CMS emphasizes that the mere presence of a product on the master list does not automatically create a prior authorization requirement for that item.

"In order to balance minimizing provider and supplier burden with protecting the Medicare Trust Funds and beneficiary access, CMS will initially implement prior authorization for a subset of items on the Master List," also known as the Required Prior Authorization List, the agency said. "CMS will publish the Required Prior Authorization List in the Federal Register with 60-days’ notice before implementation of prior authorization for those items."

DMEPOS Remains In Crosshairs

This is just the latest move by CMS to address fraud and overuse of DMEPOS items. The agency has also built up the DMEPOS Competitive Bidding Program and increased screening of suppliers in recent years. CMS also launched a prior-authorization demonstration program for power mobility devices in 2012 in 7 states, expanding the program to 19 states in 2014.
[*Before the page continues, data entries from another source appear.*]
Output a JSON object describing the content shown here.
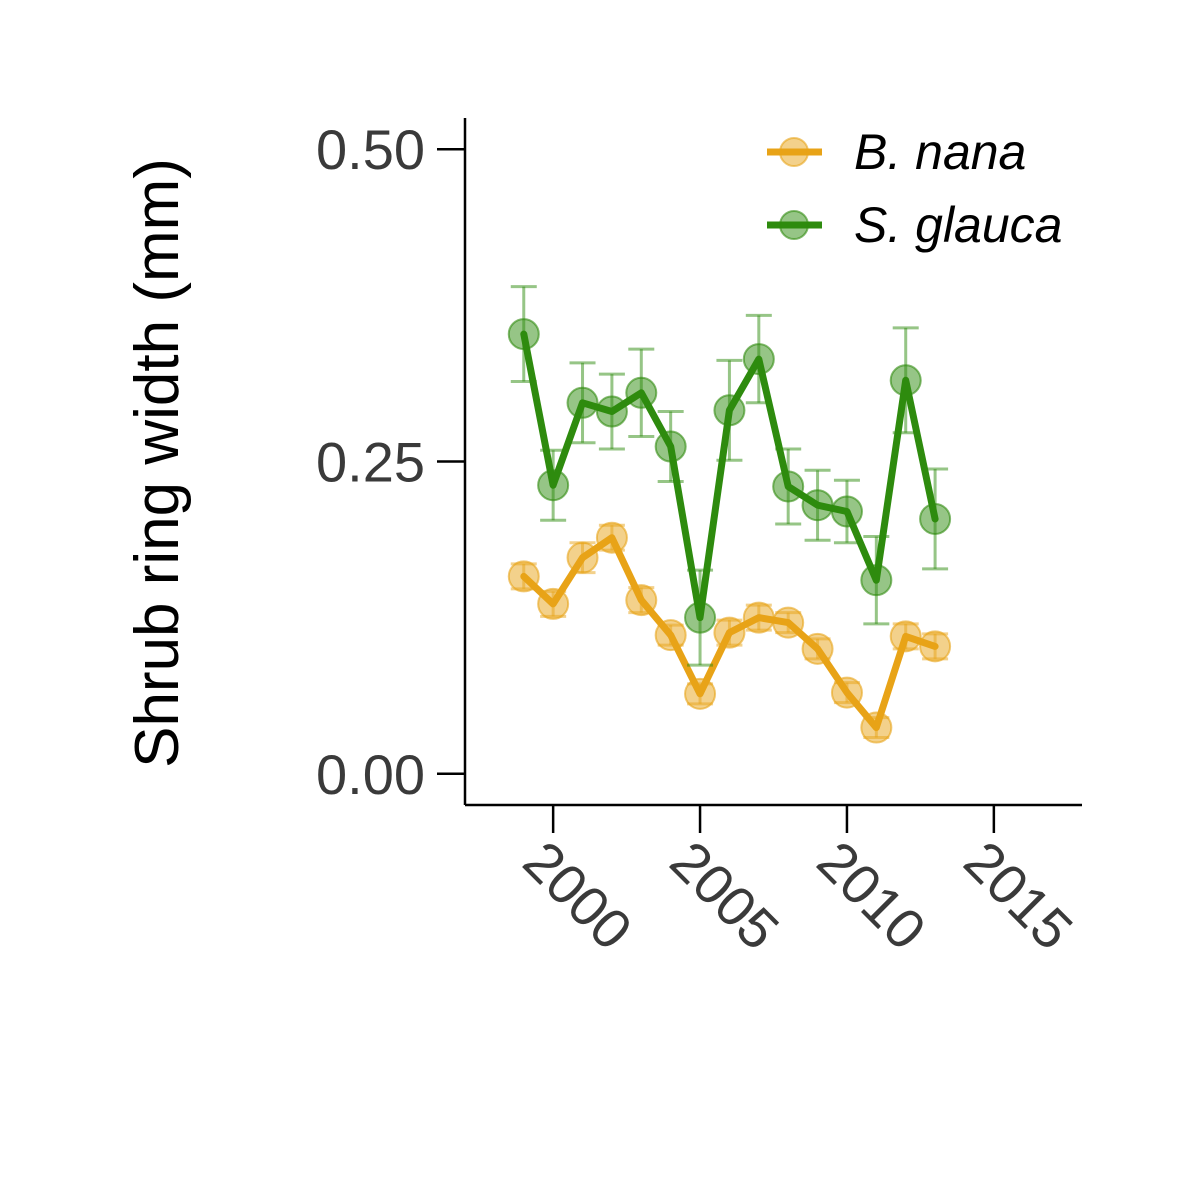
{
  "chart_data": {
    "type": "line",
    "ylabel": "Shrub ring width (mm)",
    "xlabel": "",
    "xlim": [
      1997,
      2018
    ],
    "ylim": [
      -0.025,
      0.525
    ],
    "x_ticks": [
      {
        "value": 2000,
        "label": "2000"
      },
      {
        "value": 2005,
        "label": "2005"
      },
      {
        "value": 2010,
        "label": "2010"
      },
      {
        "value": 2015,
        "label": "2015"
      }
    ],
    "y_ticks": [
      {
        "value": 0.0,
        "label": "0.00"
      },
      {
        "value": 0.25,
        "label": "0.25"
      },
      {
        "value": 0.5,
        "label": "0.50"
      }
    ],
    "legend_position": "top-right",
    "grid": false,
    "x": [
      1999,
      2000,
      2001,
      2002,
      2003,
      2004,
      2005,
      2006,
      2007,
      2008,
      2009,
      2010,
      2011,
      2012,
      2013
    ],
    "series": [
      {
        "name": "B. nana",
        "color": "#E8A317",
        "values": [
          0.158,
          0.136,
          0.173,
          0.189,
          0.139,
          0.111,
          0.064,
          0.113,
          0.125,
          0.121,
          0.1,
          0.065,
          0.037,
          0.11,
          0.102
        ],
        "error": [
          0.01,
          0.01,
          0.012,
          0.01,
          0.01,
          0.008,
          0.008,
          0.01,
          0.01,
          0.008,
          0.008,
          0.008,
          0.008,
          0.01,
          0.01
        ]
      },
      {
        "name": "S. glauca",
        "color": "#2E8B0E",
        "values": [
          0.352,
          0.231,
          0.297,
          0.29,
          0.305,
          0.262,
          0.125,
          0.291,
          0.332,
          0.23,
          0.215,
          0.21,
          0.155,
          0.315,
          0.204
        ],
        "error": [
          0.038,
          0.028,
          0.032,
          0.03,
          0.035,
          0.028,
          0.038,
          0.04,
          0.035,
          0.03,
          0.028,
          0.025,
          0.035,
          0.042,
          0.04
        ]
      }
    ]
  }
}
CMS says that monthly Medicare spending on power mobility device codes dropped markedly between 2012 and 2015 in both the demonstration areas and the non-demonstration states. "CMS believes the decrease in spending is due in part to national DMEPOS suppliers adjusting their billing practices nationwide (not just in the demonstration states) to comply with CMS policies based on their experiences with prior authorization in the demonstration states," the agency noted.

CMS estimates the final rule will cost about $1.3 million in the first year and approximately $212 million over the next decade. However, it also estimates the net savings in 2016 will be approximately $10 million and could increase to $110 million by 2025.